Les bâtisseurs de murs

Les bâtisseurs de murs

A travers trois textes du Britannique Martin Crimp, Face au mur évoque l’enfermement des sociétés occidentales marquées par l’obsession de la sécurité et la peur fantasmatique de l’Autre : un repli dont la mise en scène proposée par Hubert Colas souligne toute l’absurdité et l’inhumanité… (lire la suite)

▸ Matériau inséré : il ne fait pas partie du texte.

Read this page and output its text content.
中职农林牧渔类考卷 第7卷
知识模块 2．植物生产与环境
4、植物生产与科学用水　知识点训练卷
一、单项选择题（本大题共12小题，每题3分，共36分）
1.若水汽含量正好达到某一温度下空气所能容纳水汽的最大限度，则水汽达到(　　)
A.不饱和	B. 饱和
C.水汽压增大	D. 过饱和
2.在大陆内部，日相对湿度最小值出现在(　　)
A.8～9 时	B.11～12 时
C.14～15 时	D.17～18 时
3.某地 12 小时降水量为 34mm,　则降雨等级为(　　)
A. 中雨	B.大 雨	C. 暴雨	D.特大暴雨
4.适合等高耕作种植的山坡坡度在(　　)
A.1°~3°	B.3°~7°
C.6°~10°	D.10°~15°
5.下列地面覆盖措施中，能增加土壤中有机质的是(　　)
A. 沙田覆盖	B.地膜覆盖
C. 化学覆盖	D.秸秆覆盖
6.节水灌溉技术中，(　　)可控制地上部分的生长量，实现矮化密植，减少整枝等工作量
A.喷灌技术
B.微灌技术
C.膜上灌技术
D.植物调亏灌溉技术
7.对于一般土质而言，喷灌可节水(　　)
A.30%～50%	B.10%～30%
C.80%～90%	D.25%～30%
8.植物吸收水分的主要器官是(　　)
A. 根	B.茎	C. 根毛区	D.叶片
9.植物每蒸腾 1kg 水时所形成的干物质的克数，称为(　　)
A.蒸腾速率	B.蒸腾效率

A travers trois textes du Britannique Martin Crimp, Face au mur évoque l’enfermement des sociétés occidentales marquées par l’obsession de la sécurité et la peur fantasmatique de l’Autre : un repli dont la mise en scène proposée par Hubert Colas souligne toute l’absurdité et l’inhumanité

Ils sont tellement propres sur eux. Cheveux savamment méchés, costumes clairs impeccablement coupés, sourires béats… Debout au milieu de la marée de ballons blancs qui recouvre la scène, ils semblent prêts à descendre les marches pour un défilé de mode. Mais ils ne défilent pas : ils parlent. Tout au bord de la scène, leurs regards plantés dans les nôtres, comme s’ils s’adressaient directement à nous, ils évoquent et développent ce qu’ils voient du monde et de leurs vies, ce qu’ils en pensent — et surtout, ce qu’ils en fantasment.
Ce sont les « personnages » de Face au mur — mais ce ne sont pas à proprement parler des personnages. Aucune action dans ce texte en trois volets de Martin Crimp[1] — seulement l’évocation d’actions possibles, de réalités imaginaires plus ou moins probables. Pas des personnages donc, mais des « acteurs », qui incarnent comme dans un tableau des « figures » emblématiques de la société occidentale. Et comme par magie, ces figures de tableau se mettent à nous confier, en toute sincérité, leurs pensées et leurs idées les plus intimes…
Ce qui les obsède ? Le bien-être, le bien paraître — les « biens » en général, et particulièrement les plus matériels, sources de tous les bonheurs et objets de tous les efforts. Extrait : « Et comment vont les choses ? – Eh bien les choses s’améliorent. Les choses s’améliorent de jour en jour. – Quel genre de choses ? – Eh bien, la lumière. La lumière s’améliore de jour en jour. (…) Les choses vont décidément mieux – de la lumière plus vive – des sorties en bateau plus fréquentes – un sourire plus assuré – les choses s’améliorent de jour en jour – qui l’eût cru ? »
A l’opposé, qu’est-ce qui les terrorise ? Logiquement, tout ce qui peut menacer la possession de ces biens : la violence et son surgissement inexplicable, la différence, la singularité, les conflits, le manque, l’imprévisible… Toute cette réalité du monde qui les menace dans leurs conceptions naïvement édéniques, et les fascine aussi par sa folle vitalité. « Dès que j’ai lu les deux premières pages de Face au mur, je me suis dit : je veux monter ce texte », raconte Hubert Colas. « C’est une langue minimaliste, une langue de trous qui laisse toute la place à l’irruption de l’imaginaire : elle a un formidable pouvoir d’évocation. » Evocation des réalités d’une société occidentale crispée sur la préservation de son identité, son obsession de la sécurité et de la stabilité, sa hantise maniaque de paraître : « L’écriture de Martin Crimp témoigne de nos sociétés vouées au tout sécuritaire, et fait émerger la conscience du manque d’humanité qui en découle. Une société sans projet et sans idéal, si ce n’est celui de garder ce qu’on a, est une société amnésique et insensée qui perd tout désir. »
Pour autant, pas de grands discours théoriques sur scène, ni de débauche dramatique de désespoir : l’impasse absurde dans laquelle s’enfoncent les êtres de Face au mur apparaît à travers la naïveté et le ridicule de leurs propos. « Argent, famille, propriété », tel est en effet selon eux le programme pour lequel « la vie mérite d’être vécue », quel qu’en soit le prix : un programme qui fait franchement rire lorsqu’il est énoncé à voix haute par les « figures » de la scène — mais nettement plus pathétique lorsque chacun, dans le public, peut en retrouver en lui une part plus ou moins muette et secrète…

Texte : Fabienne Fillâtre
Photo : Patrick Laffont

Jusqu’au 4/03 au Théâtre du Gymnase. Rens. 0 820 000 422

Notes

[1] Les trois volets : Whole blue sky, Face au mur, Tout va mieux. Ecrit à la demande d’Hubert Colas, le premier volet n’est pas encore édité en France, les deux suivants sont publiés par L’Arche.